“I think I will need to start rationing my tealights”. After almost 15 years of marriage, it’s a phrase I’ve never heard, or ever expected to hear, from Jo. It’s a stark sign of just how bad things have become. I certainly don’t wish to sound despondent, but you need to understand that if things continue as they are, there is a very real possibility that we might have to put the Big Light on one evening soon.
But let’s not panic just yet. We are still allowed to go to the shop. And for those of you in the UK, I thought you might like an insight into what that is like here, under total lockdown:
There is no panic buying of the levels seen in the UK. Most people are being calm and sensible; buying only what they need or maybe just one or two extra items to limit the number of times they must leave their homes, which in turn gives the stores time to replenish their stock. Shelves may not always be fully stocked, but neither are they ever completely empty.
Local health officials have praised the public for ‘being so responsible’ and ‘pulling together for the greater good’.

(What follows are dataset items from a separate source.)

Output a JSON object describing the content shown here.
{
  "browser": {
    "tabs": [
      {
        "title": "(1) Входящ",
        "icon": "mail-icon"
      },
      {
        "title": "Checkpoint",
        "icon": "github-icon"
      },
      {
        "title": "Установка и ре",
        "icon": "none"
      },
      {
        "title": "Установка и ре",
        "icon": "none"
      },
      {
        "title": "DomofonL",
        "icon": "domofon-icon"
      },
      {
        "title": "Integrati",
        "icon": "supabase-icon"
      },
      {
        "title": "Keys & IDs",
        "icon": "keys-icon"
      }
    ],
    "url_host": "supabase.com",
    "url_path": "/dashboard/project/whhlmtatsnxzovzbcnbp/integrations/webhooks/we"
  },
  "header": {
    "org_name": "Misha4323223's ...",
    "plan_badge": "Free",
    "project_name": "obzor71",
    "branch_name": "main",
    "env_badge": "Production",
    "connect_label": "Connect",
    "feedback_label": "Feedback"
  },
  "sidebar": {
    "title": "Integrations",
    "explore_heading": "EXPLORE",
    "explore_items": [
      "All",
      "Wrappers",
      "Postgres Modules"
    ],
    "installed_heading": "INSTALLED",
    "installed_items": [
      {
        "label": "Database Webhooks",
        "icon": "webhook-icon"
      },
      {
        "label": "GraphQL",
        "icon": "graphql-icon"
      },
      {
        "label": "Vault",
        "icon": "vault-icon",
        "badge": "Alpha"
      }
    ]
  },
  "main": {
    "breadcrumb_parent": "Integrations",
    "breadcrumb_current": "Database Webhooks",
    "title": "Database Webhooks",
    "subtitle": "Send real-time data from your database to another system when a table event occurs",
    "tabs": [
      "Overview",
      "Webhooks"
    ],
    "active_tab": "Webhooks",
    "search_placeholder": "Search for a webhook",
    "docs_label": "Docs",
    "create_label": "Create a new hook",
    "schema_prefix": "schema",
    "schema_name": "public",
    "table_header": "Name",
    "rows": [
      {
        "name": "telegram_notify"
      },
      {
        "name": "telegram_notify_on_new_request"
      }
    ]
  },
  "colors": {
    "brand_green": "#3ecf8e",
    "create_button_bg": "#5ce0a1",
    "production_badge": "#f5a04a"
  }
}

This is certainly evident in our local store where in contrast to scenes in the UK posted on social media of shop staff abuse and fistfights in the milk and dairy aisle, the community have placed a collection pot for tips to say thank you to those members of staff who daily put themselves at risk to serve us.
There are strict rules in place with huge fines for those that flout them.
‘Nipping to the shop’ is not allowed. You cannot use shopping as an excuse to get out of the house, to socialise or as a family outing. You must go by yourself, and you could be stopped by the Policia and asked to provide evidence of why you are out.
Shopping is for essentials items only. On the basis that this is Spain, we have naturally assumed that Vino Tinto and Vino Blanco are both items classified as essential. It remains yet to be seen how tealights are categorised, but we remain ever optimistic.
Shoppers seem to be giving each other a very wide berth in the aisles, though it’s not entirely impossible that it was just me they were avoiding, but I didn’t think I had let my personal care slip that much over the past week. In any case, you must keep a minimum distance of one metre apart whilst queuing. Paying with cash is discouraged.
Sanitising gel and protective gloves are provided at the door. The gloves must be worn, and many wear face masks too. There is no escaping the fact that we all look embarrassingly stupid. But I counter this by secretly pretending I am a Nuclear Scientist, filling my basket with radioactive test samples, or, at other times, a stealthy Cat Burglar, acquiring high-end, rare and expensive items to order, such as quilted toilet paper and farfalle pasta. Roleplay of this nature is, of course, completely optional.
Don’t judge me. You are only 7 days of quarantine away before such eccentricity becomes your everyday behaviour.
Must dash, it’s almost 8pm and I must stand on my balcony in the dark and clap into the night.